Misalnya. Mengapa disunnahkan memberi dan menjawab salam? Karena substansinya, dengan menyebarkan salam, maka tali silaturahim akan tetap terjaga. Meski demikian, ada aturannya. Menjawab sebuah salam hukumnya Fardhu kifayah, yaitu wajib sampah ada orang lain yang melakukannya. Dengan demikian, jika ada yang memberi salam lalu salam itu tidak dijawab maka si penerima salam berdosa. Tapi, ada lagi tuntunan lanjutannya. Seorang muslimah tidak boleh memberi salam terlebih dahulu kepada laki-laki yang bukan muhrimnya; dan etikanya, yang sedikit memberi salam terlebih dahulu kepada yang banyak. Jadi, jika seorang wanita bertemu dengan seorang laki-laki dan si wanita itu diam saja tidak memberi salam kecuali jika laki-lakinya memulainya terlebih dahulu dan wanita tinggal menjawabnya saja, maka hukumnya si wanita tidak menjadi berdosa.

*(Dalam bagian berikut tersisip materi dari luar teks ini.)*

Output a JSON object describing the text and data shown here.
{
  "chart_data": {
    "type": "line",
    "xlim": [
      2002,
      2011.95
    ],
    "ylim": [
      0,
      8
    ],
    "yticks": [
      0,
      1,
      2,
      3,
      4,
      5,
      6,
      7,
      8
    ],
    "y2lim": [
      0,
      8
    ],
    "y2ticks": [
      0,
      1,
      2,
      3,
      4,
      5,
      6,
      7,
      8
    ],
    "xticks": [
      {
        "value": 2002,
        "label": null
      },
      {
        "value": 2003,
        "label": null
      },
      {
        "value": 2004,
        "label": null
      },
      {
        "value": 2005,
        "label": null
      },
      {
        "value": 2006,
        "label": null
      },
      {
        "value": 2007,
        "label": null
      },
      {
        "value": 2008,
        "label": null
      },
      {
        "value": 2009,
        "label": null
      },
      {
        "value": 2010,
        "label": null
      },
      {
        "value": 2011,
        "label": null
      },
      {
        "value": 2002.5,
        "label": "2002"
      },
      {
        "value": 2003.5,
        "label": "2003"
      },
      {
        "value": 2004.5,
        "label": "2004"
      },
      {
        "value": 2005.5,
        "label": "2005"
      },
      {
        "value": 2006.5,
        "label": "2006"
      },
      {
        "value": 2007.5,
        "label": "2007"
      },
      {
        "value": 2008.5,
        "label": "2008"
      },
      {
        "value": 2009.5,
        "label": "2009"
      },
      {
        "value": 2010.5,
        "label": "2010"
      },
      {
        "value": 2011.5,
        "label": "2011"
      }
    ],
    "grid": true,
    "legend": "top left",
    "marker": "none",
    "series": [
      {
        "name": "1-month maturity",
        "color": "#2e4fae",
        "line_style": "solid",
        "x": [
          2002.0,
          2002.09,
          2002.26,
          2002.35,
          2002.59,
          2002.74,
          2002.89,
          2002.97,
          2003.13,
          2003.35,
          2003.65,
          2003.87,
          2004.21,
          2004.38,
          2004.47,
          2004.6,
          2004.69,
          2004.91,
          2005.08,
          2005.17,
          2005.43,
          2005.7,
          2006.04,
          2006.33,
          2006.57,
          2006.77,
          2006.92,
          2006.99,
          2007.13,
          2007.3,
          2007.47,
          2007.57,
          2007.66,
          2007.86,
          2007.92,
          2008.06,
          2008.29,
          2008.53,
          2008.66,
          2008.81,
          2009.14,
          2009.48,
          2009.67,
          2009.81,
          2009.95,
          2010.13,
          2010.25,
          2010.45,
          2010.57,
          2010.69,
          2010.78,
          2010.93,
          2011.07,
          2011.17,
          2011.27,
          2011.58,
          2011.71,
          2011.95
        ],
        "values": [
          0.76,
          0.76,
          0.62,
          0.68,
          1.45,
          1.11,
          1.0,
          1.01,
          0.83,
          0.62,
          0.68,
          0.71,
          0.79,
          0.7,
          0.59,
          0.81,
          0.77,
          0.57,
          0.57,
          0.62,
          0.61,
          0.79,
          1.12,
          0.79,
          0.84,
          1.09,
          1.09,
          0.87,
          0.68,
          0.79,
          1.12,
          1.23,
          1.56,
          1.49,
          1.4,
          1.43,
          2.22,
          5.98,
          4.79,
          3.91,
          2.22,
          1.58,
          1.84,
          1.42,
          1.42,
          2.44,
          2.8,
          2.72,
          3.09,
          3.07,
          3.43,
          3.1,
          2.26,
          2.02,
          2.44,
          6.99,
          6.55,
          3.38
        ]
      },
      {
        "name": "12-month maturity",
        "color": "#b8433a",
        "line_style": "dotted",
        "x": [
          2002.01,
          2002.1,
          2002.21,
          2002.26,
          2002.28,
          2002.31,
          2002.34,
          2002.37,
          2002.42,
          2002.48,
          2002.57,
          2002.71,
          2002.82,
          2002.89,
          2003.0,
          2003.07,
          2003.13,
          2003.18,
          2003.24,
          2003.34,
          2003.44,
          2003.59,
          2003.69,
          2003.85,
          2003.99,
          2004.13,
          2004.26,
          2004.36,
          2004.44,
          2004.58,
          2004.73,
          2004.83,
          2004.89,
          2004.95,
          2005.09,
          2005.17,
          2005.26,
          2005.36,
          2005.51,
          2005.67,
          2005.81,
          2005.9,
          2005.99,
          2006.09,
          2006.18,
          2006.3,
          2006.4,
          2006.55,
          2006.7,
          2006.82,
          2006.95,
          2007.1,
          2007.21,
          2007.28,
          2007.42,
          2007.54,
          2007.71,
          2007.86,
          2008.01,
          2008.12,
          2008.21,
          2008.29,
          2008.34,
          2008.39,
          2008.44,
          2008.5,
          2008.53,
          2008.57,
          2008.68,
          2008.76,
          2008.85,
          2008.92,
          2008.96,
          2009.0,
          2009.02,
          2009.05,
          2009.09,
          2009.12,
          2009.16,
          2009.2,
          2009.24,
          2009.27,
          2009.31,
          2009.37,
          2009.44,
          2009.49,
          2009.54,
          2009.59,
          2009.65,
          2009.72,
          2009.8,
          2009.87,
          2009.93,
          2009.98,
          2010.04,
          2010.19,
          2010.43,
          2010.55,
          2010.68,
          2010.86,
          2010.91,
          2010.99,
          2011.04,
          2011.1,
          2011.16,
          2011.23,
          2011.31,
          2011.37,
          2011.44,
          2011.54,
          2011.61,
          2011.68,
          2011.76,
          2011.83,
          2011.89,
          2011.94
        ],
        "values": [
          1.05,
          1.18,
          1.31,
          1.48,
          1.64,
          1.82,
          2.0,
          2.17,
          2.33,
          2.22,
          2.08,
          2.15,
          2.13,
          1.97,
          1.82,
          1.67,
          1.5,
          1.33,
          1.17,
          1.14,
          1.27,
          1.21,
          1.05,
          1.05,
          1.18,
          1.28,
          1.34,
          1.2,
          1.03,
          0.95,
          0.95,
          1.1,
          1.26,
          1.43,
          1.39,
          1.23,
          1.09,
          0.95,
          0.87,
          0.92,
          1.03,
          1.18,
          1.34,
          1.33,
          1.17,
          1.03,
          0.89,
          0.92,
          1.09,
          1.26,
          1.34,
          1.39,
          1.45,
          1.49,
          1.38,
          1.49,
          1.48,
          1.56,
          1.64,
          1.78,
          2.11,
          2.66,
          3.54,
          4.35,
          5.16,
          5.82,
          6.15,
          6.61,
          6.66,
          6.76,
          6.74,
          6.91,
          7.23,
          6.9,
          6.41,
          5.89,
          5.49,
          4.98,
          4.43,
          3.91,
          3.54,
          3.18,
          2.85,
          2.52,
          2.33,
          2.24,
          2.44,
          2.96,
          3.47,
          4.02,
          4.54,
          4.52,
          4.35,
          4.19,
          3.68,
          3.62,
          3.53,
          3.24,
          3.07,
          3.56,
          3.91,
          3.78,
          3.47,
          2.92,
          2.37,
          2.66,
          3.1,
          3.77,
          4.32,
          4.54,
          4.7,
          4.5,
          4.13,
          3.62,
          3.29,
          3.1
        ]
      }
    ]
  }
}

Tuntunan lain adalah, seorang muslim tidak boleh (bahkan hukumnya menjadi haram) jika memberi salam kepada orang-orang non muslim. Mengapa? Ini terkait dengan hukum syariah lain dalam Islam, yaitu larangan untuk mendoakan orang-orang non muslim kepada kebaikan karena sesungguhnya mereka adalah orang-orang yang durhaka kepada Allah SWT. Jadi, mengapa harus mendoakan mereka yang terang-terangan tidak mengakui Allah dan bahkan mencoba untuk menjauhkan orang-orang beriman dari beriman kepada Allah ? Dengan demikian, jika satu orang berhadapan dengan kerumunan yang banyak yang tidak diketahui apakah dalam kerumunan itu semuanya Muslim ataukah ada yang non Muslimnya, maka tidak perlu yang sedikit itu member salam terlebih dahulu kepada yang banyak. Demikian substansi dari pemberian salam sebagai salah satu perilaku yang disunnahkan dalam Islam.
Sekarang kita melihat sesuatu yang lain yang juga disunnahkan oleh Rasulullah SAW dan sekarang sedang ingin ukhti jalankan. Poligami.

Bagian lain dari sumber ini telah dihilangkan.